Sex death and flat pack furniture

Sex death and flat pack furniture
Explorations of narrative through lens and book
A forum for Artists and Photographers to respond / re-act/ consider their practice in relation to ideas and concepts around narrative/ non-linear/ non-conventional narrative forms.

The intention of sxdeathfpfurniture is to help generate ideas; speculative approaches; creative interpretations around the notion of Storytelling. The exhibition celebrates the creative act that encourages questions and propositions, not dogma, about both the lens and narrative models.

FILM: BOULDER

Watch the film, click here:
http://www.media-arts.mmu.ac.uk/Streamers/moviegrey.php?file=bouldernest.mp4

This Film - first shown at the Whitworth Art Gallery, has been re-edited to work as a multi screen presentation within a gallery context
20,000 years ago, during the last great Ice Age, a boulder was carried by glacial ice from Borrowdale in Cumbria, and deposited in the clay basin on which Manchester is now built.
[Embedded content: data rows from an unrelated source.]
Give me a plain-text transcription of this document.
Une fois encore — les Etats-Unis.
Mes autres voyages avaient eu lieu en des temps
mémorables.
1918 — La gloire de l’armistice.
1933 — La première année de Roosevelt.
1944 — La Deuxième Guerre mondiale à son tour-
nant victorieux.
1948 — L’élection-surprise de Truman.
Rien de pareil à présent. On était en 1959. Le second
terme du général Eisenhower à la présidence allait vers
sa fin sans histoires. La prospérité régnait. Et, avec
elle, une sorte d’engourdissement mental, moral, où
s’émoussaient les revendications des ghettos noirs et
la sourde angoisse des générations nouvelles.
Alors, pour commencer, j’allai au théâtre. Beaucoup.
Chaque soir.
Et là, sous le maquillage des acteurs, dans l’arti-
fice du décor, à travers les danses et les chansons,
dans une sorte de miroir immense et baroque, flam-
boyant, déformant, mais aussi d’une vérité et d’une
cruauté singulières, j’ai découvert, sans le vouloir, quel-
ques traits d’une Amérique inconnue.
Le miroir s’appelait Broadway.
During the 1940's this unusually large glacial erratic was discovered and excavated close to the Whitworth Art Gallery in Manchester and then moved a short distance north where it was up righted and sited as a monument in the University of Manchester's Quadrangle. The boulder has remained quietly out of the way and undisturbed in it's new position, blending into the surrounding architecture.
Connecting the Whitworth Art Gallery and the University Quadrangle is a powerful line of energy (lay line), which extends northwards through the city centre and on to Borrowdale. This lay line travels directly underneath the 'Oxford Road Corridor' which now houses the UK's greatest concentration of universities.
With assistance from a Psycho-Geographer, Geomancers and an Earth Healer, the film explores and reveals the powerful influence that the boulder is having on the seat of learning and surrounding area.
The film celebrates the power of monument, and treads the fine line between truth, myth and the overwhelming density of institution.